Rhizopus microsporus var. microsporus and var. oligosporus are used in the manufacture of various Asian fermented foods (tempe, black oncom, sufu). In view of solid-substrate fermentation (SSF) control, mycelial growth of strains of both varieties was tested for sensitivity to fluctuations of temperature, water activity and interstitial gas composition. This was achieved by measuring radial growth as well as biomass dry weight of pre-germinated microcolonies on defined media. The optimum conditions were temperature 40 °C, a w 0.995 and a gas composition of air for the growth of both strains on a model medium.
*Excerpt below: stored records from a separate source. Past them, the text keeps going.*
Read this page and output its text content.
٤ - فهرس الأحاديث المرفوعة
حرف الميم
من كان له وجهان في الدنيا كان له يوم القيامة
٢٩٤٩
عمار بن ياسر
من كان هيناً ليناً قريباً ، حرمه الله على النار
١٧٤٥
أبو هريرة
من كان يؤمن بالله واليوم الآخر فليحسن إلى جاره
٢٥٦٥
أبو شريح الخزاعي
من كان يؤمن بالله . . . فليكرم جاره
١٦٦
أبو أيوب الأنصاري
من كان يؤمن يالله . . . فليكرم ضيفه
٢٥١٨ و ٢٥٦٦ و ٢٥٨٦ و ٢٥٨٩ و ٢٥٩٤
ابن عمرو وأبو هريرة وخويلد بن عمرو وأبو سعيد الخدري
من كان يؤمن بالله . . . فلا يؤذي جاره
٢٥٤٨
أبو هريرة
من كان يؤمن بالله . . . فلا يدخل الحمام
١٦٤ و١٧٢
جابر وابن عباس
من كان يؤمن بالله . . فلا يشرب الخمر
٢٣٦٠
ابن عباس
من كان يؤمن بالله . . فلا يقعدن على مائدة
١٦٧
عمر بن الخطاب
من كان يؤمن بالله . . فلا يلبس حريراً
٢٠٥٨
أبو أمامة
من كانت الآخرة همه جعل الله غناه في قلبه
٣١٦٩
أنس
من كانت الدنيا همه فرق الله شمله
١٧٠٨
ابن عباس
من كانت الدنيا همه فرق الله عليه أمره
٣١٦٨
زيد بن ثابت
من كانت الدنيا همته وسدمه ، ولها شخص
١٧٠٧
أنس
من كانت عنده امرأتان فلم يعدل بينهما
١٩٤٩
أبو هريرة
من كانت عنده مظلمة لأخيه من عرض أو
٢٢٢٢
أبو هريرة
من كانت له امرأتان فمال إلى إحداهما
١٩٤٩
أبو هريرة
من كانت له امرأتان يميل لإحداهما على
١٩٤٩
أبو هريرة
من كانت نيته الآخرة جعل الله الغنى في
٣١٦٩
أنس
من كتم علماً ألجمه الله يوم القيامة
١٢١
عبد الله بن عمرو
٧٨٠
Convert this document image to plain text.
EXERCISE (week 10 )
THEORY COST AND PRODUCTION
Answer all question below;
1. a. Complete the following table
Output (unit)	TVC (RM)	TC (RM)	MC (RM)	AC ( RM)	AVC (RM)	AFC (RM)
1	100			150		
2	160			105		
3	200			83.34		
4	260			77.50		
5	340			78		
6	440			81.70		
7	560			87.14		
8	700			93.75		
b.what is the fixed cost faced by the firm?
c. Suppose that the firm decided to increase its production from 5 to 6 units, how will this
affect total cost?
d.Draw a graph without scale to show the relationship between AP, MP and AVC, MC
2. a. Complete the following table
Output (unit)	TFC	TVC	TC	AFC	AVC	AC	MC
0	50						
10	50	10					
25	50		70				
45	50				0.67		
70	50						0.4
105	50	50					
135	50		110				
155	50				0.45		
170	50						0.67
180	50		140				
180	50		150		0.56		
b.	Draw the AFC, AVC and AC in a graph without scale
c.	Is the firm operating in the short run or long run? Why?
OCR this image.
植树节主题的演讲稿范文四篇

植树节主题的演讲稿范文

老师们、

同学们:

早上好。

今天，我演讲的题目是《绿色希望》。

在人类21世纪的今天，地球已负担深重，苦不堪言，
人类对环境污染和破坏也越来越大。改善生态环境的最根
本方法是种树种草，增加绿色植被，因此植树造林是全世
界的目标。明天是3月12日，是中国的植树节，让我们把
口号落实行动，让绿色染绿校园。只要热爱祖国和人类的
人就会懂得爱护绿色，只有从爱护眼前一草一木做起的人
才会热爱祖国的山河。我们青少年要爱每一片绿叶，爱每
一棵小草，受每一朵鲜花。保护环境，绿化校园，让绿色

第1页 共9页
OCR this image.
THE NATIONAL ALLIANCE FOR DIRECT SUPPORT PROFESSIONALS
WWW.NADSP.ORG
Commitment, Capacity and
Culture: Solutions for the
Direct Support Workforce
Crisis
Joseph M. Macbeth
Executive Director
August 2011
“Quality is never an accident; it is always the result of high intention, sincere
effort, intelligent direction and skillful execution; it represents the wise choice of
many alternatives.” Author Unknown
Whereas radial growth rates of var. microsporus and var. oligosporus were similar, biomass growth rates of var. oligosporus were higher than those of var. microsporus under optimum conditions. The temperature-dependent growth of Rhizopus spp. at a w > 0.98 could be described by the Ratkowsky Equation. Carbon dioxide (5–10% v/v) inhibited the growth of Rhizopus spp. at non-limiting levels of oxygen. The two strains were able to grow at low (0.5% v/v) oxygen levels, but the mycelial density was rather low. No interrelation of water activity and gas composition was observed, but at high water activity the fungi were more sensitive to changes of temperature. The implications for process control are discussed.

This revised version was published online in November 2006 with corrections to the Cover Date.